Distribution-free uncertainty quantification for inverse problems: Application to weak lensing mass mapping

¹ Université Caen Normandie, ENSICAEN, CNRS, Normandie Univ, GREYC UMR 6072, F-14000 Caen, France
² Université Paris-Saclay, Université Paris Cité, CEA, CNRS, AIM, 91191 Gif-sur-Yvette, France
³ Institutes of Computer Science and Astrophysics, Foundation for Research and Technology Hellas (FORTH), Heraklion, Greece

^⋆ Corresponding author; hubert.leterme@ensicaen.fr

Received: 1 August 2024
Accepted: 8 January 2025

Abstract

Aims. In inverse problems, the aim of distribution-free uncertainty quantification (UQ) is to obtain error bars in the reconstruction with coverage guarantees that are independent of any prior assumptions about the data distribution. This allows for a better understanding of how intermediate errors introduced during the process affect subsequent stages and ultimately influence the final reconstruction. In the context of mass mapping, uncertainties could lead to errors that affect how the underlying mass distribution is understood or that propagate to cosmological parameter estimation, thereby impacting the precision and reliability of cosmological models. Current surveys, such as Euclid or Rubin, will provide new weak lensing datasets of very high quality. Accurately quantifying uncertainties in mass maps is therefore critical to fully exploit their scientific potential and to perform reliable cosmological parameter inference.

Methods. In this paper, we extend the conformalized quantile regression (CQR) algorithm, initially proposed for scalar regression, to inverse problems. We compared our approach with another distribution-free approach based on risk-controlling prediction sets (RCPS). Both methods are based on a calibration dataset, and they offer finite-sample coverage guarantees that are independent of the data distribution. Furthermore, they are applicable to any mass mapping method, including black box predictors. In our experiments, we applied UQ to three mass-mapping methods: the Kaiser-Squires inversion, iterative Wiener filtering, and the MCALens algorithm.

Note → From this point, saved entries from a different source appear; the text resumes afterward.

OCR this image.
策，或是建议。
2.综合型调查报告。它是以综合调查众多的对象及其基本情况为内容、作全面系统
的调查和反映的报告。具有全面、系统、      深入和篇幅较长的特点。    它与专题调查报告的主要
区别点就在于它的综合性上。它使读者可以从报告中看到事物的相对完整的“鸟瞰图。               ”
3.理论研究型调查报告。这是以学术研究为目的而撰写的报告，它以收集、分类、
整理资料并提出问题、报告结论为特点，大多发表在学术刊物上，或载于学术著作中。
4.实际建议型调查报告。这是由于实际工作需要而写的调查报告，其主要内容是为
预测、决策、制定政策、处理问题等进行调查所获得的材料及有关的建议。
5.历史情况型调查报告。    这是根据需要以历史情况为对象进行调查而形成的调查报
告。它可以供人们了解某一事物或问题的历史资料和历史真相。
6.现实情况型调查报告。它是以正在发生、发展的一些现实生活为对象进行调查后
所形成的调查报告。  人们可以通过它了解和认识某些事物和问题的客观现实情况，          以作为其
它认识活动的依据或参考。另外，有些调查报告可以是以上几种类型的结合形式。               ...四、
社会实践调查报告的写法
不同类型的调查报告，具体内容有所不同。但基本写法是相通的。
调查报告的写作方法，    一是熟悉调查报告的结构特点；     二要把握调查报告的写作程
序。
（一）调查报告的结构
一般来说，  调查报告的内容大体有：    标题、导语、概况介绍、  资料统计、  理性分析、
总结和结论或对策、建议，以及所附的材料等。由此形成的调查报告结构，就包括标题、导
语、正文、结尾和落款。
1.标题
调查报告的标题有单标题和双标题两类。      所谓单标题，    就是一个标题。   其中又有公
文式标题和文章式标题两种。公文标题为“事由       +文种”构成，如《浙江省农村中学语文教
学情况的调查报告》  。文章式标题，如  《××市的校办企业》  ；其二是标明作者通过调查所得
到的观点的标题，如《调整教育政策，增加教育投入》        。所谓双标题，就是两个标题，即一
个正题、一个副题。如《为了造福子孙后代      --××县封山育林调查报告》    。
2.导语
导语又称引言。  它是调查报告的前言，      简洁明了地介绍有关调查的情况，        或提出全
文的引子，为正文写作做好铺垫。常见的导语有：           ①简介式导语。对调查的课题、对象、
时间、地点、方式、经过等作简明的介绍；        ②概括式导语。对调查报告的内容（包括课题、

Results. Our experiments reveal that RCPS tends to produce overconservative confidence bounds with small calibration sets, whereas CQR is designed to avoid this issue. Although the expected miscoverage rate is guaranteed to stay below a user-prescribed threshold regardless of the mass mapping method, selecting an appropriate reconstruction algorithm remains crucial for obtaining accurate estimates, especially around peak-like structures, which are particularly important for inferring cosmological parameters. Additionally, the choice of mass mapping method influences the size of the error bars.